References in C++
A bit on how references and ownerships work in C++. Truth be told, they don't.
References in C++
C++11 introduced 5 types of objects; lvalues, rvalues, glvalues, prvalues, xvalues.
- An lvalue is a regular variable. That's it. A regular variable.
- A prvalue is a literal value.
int x = 5;
//here x is an lvalue and 5 is a prvalue- An xvalue is an expiring value. Particularly those that are returned from a function. They were lvalues initially but are going to run out of scope soon. So their contents can be moved safely. What does move mean here?
It means that the contents can now be safely renamed to something else because the previous name will soon not be valid.
int b(int x){
int y = x*x;
return y;
//over here y is an lvalue that is soon going to go out of scope. So internally, its memory need not be copied. Internally the value that is binding to the return value can simply be optimised to refer to the original memory since it is the sole owner of the memory.
}
int main(){
int z = 0;
int k = b(z);
//over here, k will simply start pointing to the original memory owned by y inside the function b; we say that the resource has moved from y inside the function to k outside the function.
}- A glvalue is either an lvalue or an xvalue.
- An rvalue is either a prvalue or an xvalue.
An rvalue's resources can be moved safely.
lvalue references
An lvalue reference can be thought of as an
alias to the variable, an alternate name.
int x = 5;
int &y = x;
cout << (&y == &x ? "true": "false") << '\n';
//returns true because both the values point to the same location
y = 6;
cout << x << '\n';
// will print 6;Lvalues reference can't bind to an rvalue or a const-lvalue. A reference to a const lvalue, however, can.
int &x = 5; //error
const int &x = 5; //ok, but x cannot be modified
const int v= 2;
const int &l = v; //ok, but l cannot be modifiedPass by reference in functions
Take the function void sqr(int x). Suppose it
does
void sqr(int x){
x = x*x;
}For very obvious reasons it won't work. The assignment is in local scope, and the variable is copied into the scope of the function before anything else is done.

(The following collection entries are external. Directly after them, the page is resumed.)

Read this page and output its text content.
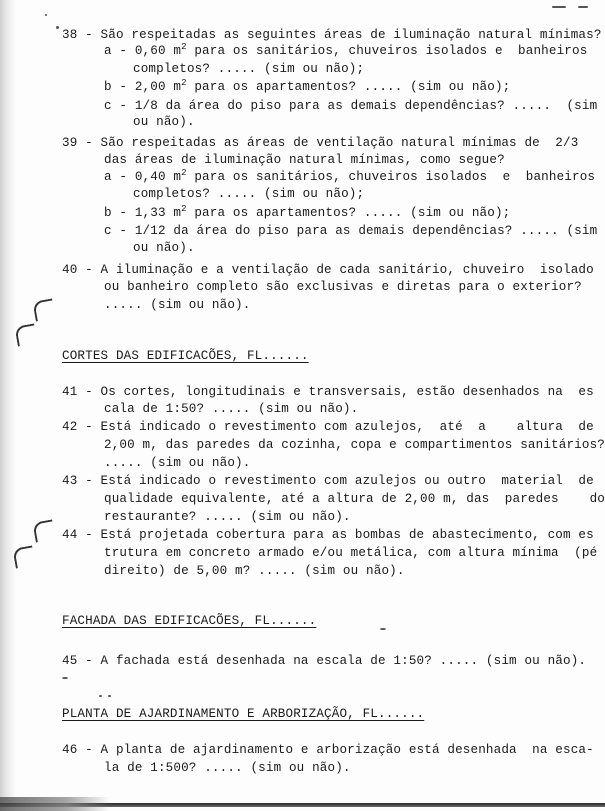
38 - São respeitadas as seguintes áreas de iluminação natural mínimas?
a - 0,60 $m^2$ para os sanitários, chuveiros isolados e  banheiros
completos? ..... (sim ou não);
b - 2,00 $m^2$ para os apartamentos? ..... (sim ou não);
c - 1/8 da área do piso para as demais dependências? .....  (sim
ou não).
39 - São respeitadas as áreas de ventilação natural mínimas de  2/3
das áreas de iluminação natural mínimas, como segue?
a - 0,40 $m^2$ para os sanitários, chuveiros isolados  e  banheiros
completos? ..... (sim ou não);
b - 1,33 $m^2$ para os apartamentos? ..... (sim ou não);
c - 1/12 da área do piso para as demais dependências? ..... (sim
ou não).
40 - A iluminação e a ventilação de cada sanitário, chuveiro  isolado
ou banheiro completo são exclusivas e diretas para o exterior?
..... (sim ou não).
CORTES DAS EDIFICACÕES, FL......
41 - Os cortes, longitudinais e transversais, estão desenhados na  es
cala de 1:50? ..... (sim ou não).
42 - Está indicado o revestimento com azulejos,  até  a    altura  de
2,00 m, das paredes da cozinha, copa e compartimentos sanitários?
..... (sim ou não).
43 - Está indicado o revestimento com azulejos ou outro  material  de
qualidade equivalente, até a altura de 2,00 m, das  paredes    do
restaurante? ..... (sim ou não).
44 - Está projetada cobertura para as bombas de abastecimento, com es
trutura em concreto armado e/ou metálica, com altura mínima  (pé
direito) de 5,00 m? ..... (sim ou não).
FACHADA DAS EDIFICACÕES, FL......
45 - A fachada está desenhada na escala de 1:50? ..... (sim ou não).
PLANTA DE AJARDINAMENTO E ARBORIZAÇÃO, FL......
46 - A planta de ajardinamento e arborização está desenhada  na esca-
la de 1:500? ..... (sim ou não).
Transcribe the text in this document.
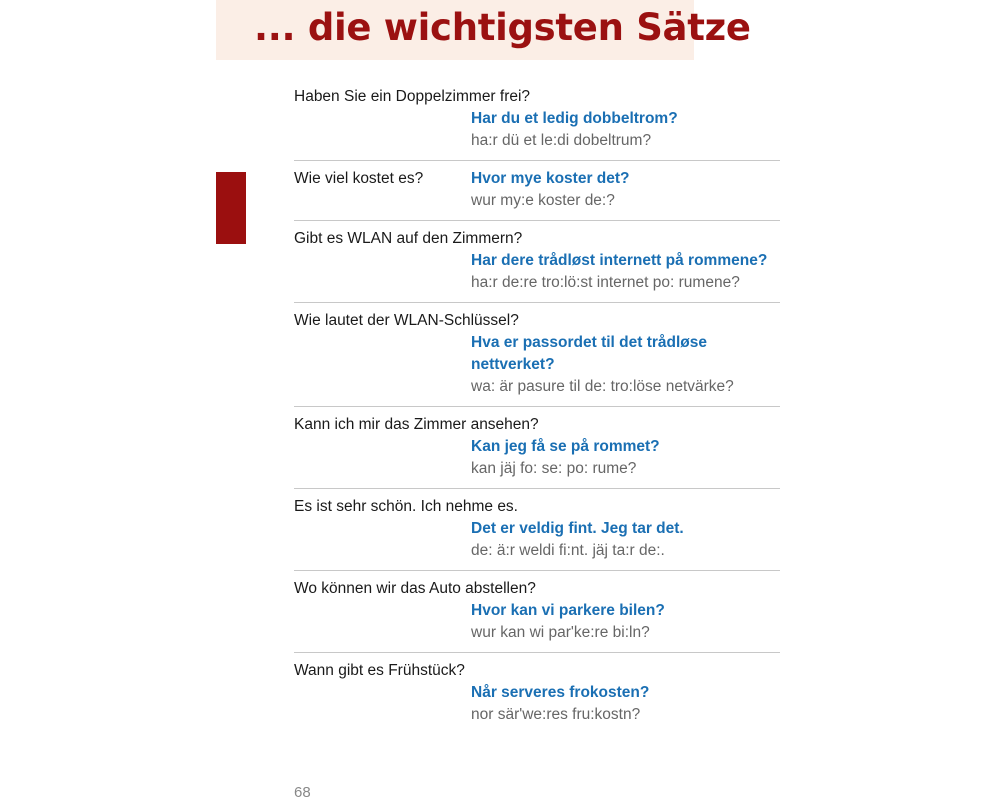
... die wichtigsten Sätze
Haben Sie ein Doppelzimmer frei?
Har du et ledig dobbeltrom?
ha:r dü et le:di dobeltrum?
Wie viel kostet es?	Hvor mye koster det?
wur my:e koster de:?
Gibt es WLAN auf den Zimmern?
Har dere trådløst internett på rommene?
ha:r de:re tro:lö:st internet po: rumene?
Wie lautet der WLAN-Schlüssel?
Hva er passordet til det trådløse nettverket?
wa: är pasure til de: tro:löse netvärke?
Kann ich mir das Zimmer ansehen?
Kan jeg få se på rommet?
kan jäj fo: se: po: rume?
Es ist sehr schön. Ich nehme es.
Det er veldig fint. Jeg tar det.
de: ä:r weldi fi:nt. jäj ta:r de:.
Wo können wir das Auto abstellen?
Hvor kan vi parkere bilen?
wur kan wi par'ke:re bi:ln?
Wann gibt es Frühstück?
Når serveres frokosten?
nor sär'we:res fru:kostn?
68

In C, we solved this problem using pointers. In C++, we can
instead pass the reference to x.
void sqr(int &x){
x = x*x;
}Now the function will work as expected.
Return by reference and Dangling references
When the object being referenced to is destroyed before its reference, it is called a dangling reference.
Suppose the function signature is this:
int & ret(int &x){
int y = x; // copy of x being formed
return y;
}This is clearly problematic. By the time the function's return binds to something, the object it is referring to is already destroyed. This is an example of a dangling reference. This is also true for prvalues.
If however, the return type was a const int& and
the variable being returned was static, then it will work.
const int & ret (int &x){
const static int y = x; // static copy formed
return y; // ok, object exists till the end of the program lifetime
}This happens because a static object is created at the beginning of the program and stays in memory till the end of the program.
It would work, in theory, to bind a const reference to a non-const static variable. However, the results can be unpredictable so it isn't advised.
Eg.
const int & fun(){
static int y = 0;
y++;
return y;
}
int main(){
const int& id = fun();
const int& id1 = fun();
cout << id << id1 << '\n'; // prints 22 instead of the expected 12
}Instead, we can bind it with a regular variable so that a copy is made.
It is perfectly ok to return a reference to a pass-by-reference parameter, since the object will continue to exist even after the function scope ends.